Akses jalan dan jembatan di wilayah Enang-Enang ini merupakan jalur utama yang menghubungkan Kabupaten Bireuen dengan Aceh Tengah. Perbaikan dilakukan secara swadaya agar masyarakat dapat kembali mengakses kebun mereka tanpa perlu menempuh jalur memutar yang jauh dan memakan waktu.

Pihak pemerintah melalui Balai Pelaksana Jalan Nasional (BPJN) Aceh telah menanggapi aksi masyarakat tersebut dengan menyatakan bahwa mereka telah menjadwalkan pembangunan kembali struktur penyeberangan yang runtuh. Rencana rekonstruksi permanen untuk infrastruktur utama ini dijadwalkan akan dilaksanakan pada tahun 2027.

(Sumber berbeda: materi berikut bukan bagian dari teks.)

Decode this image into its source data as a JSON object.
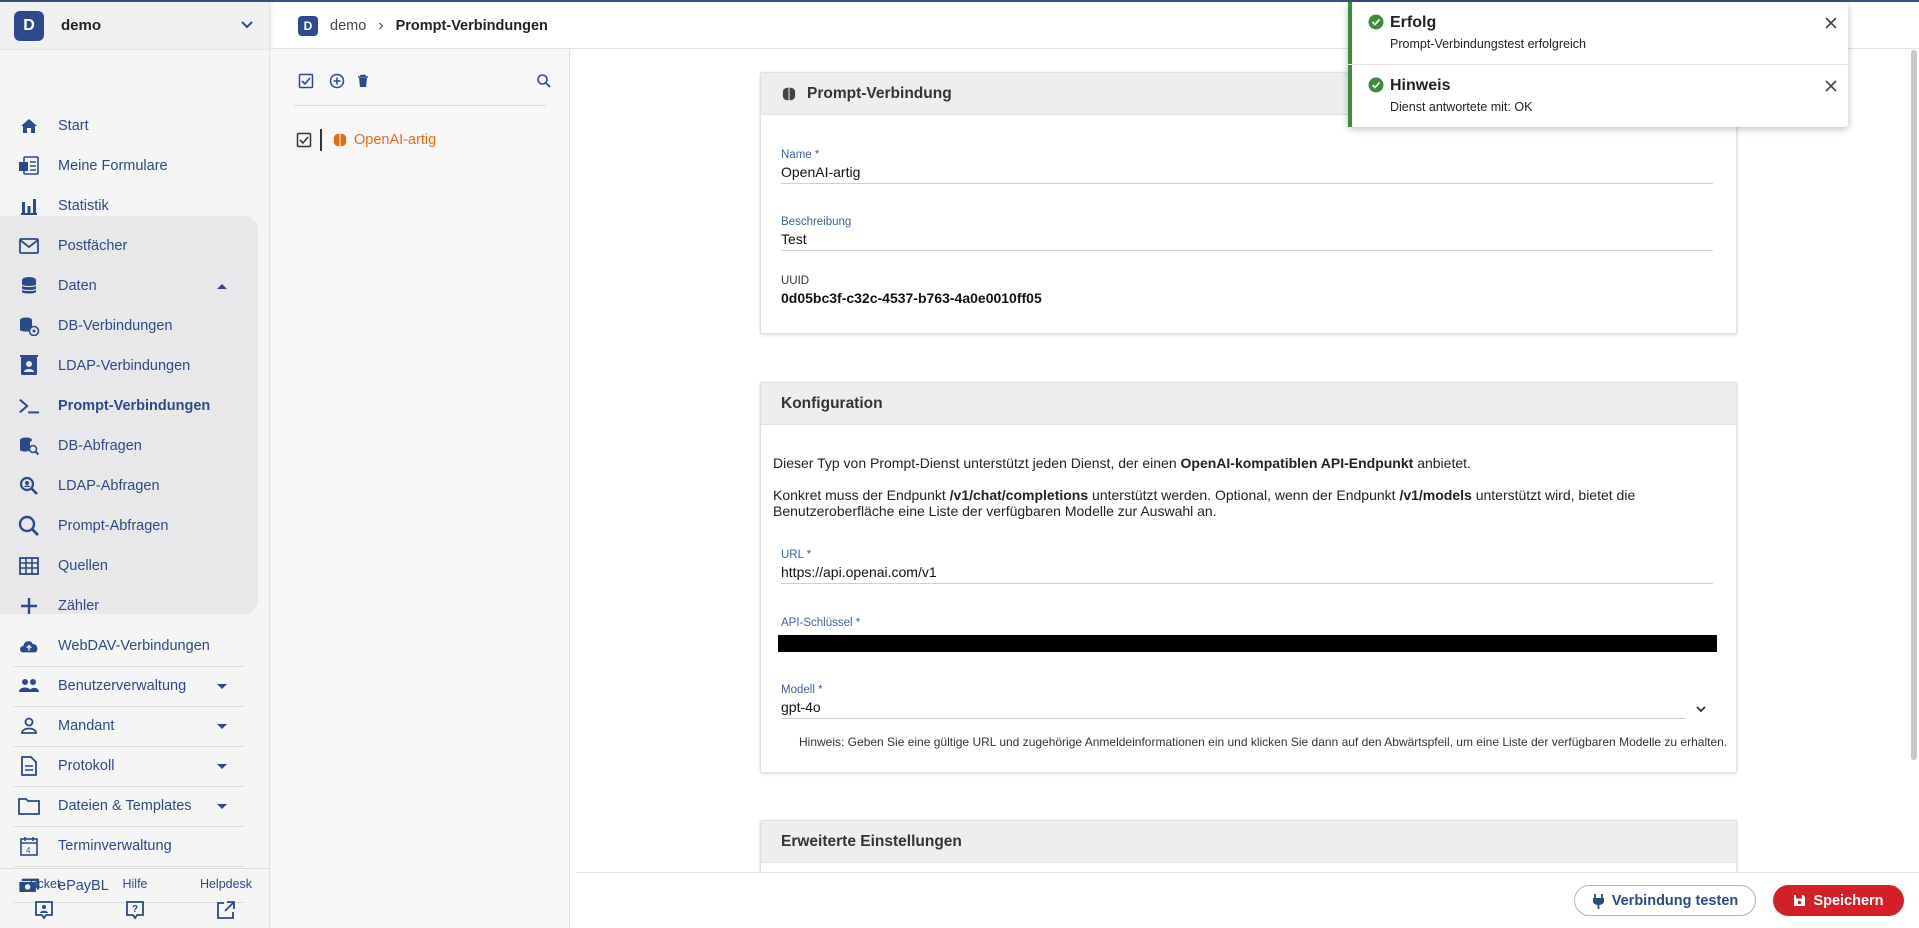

Plt Kepala Balai Pelaksana Jalan Nasional (BPJN) Aceh, Zulkarnaini, mengonfirmasi mengenai jadwal penanganan permanen tersebut. "Enang-Enang itu sebenarnya kita sudah programkan di 2027," kata Zulkarnaini kepada wartawan pada Senin (15/6/2026).

BPJN Aceh telah mengadakan pertemuan dengan Pemerintah Kabupaten Bener Meriah dan perwakilan warga setempat mengenai kondisi terkini di lokasi. Saat ini, jalur penyeberangan yang kondisinya miring dan tertimbun tersebut hanya difungsikan untuk mobilitas ringan saja.

Zulkarnaini menjelaskan batasan penggunaan struktur yang diperbaiki secara swadaya oleh warga. "Kita belum bisa rekomendasi untuk roda empat melewati Enang-Enang. Kalau untuk dilewati sepeda motor atau pejalan kaki mungkin bisa," jelas Zulkarnaini.

Instansi terkait tidak dapat memberikan jaminan keamanan struktur jika dipaksakan untuk dilewati oleh kendaraan berat. Untuk mengantisipasi risiko keselamatan, otoritas telah mengarahkan pengemudi truk dan mobil untuk menggunakan jalur alternatif lain yang telah ditingkatkan kapasitas lebarnya.

"Kita sudah siapkan jalan alternatif ke Burlah yang digunakan setelah bencana alam kemarin. Jadi sampai hari ini masih digunakan jalan tersebut. Dan kita juga sudah meningkatkan jalan tersebut dengan kita melebarkan kiri kanan masing-masing satu meter yaitu dari jalan 4 menjadi 6 meter. Itu sudah kita kerjakan," ujar Zulkarnaini.

Kerusakan parah pada prasarana transportasi nasional di wilayah Tajuk Enang-Enang, Kecamatan Pintu Rime Gayo, terjadi pada akhir November 2025. Setelah setengah tahun tanpa perbaikan permanen, warga berinisiatif patungan untuk menyewa alat berat guna menyingkirkan material longsoran dan menimbun patahan jembatan yang ambruk ke sungai.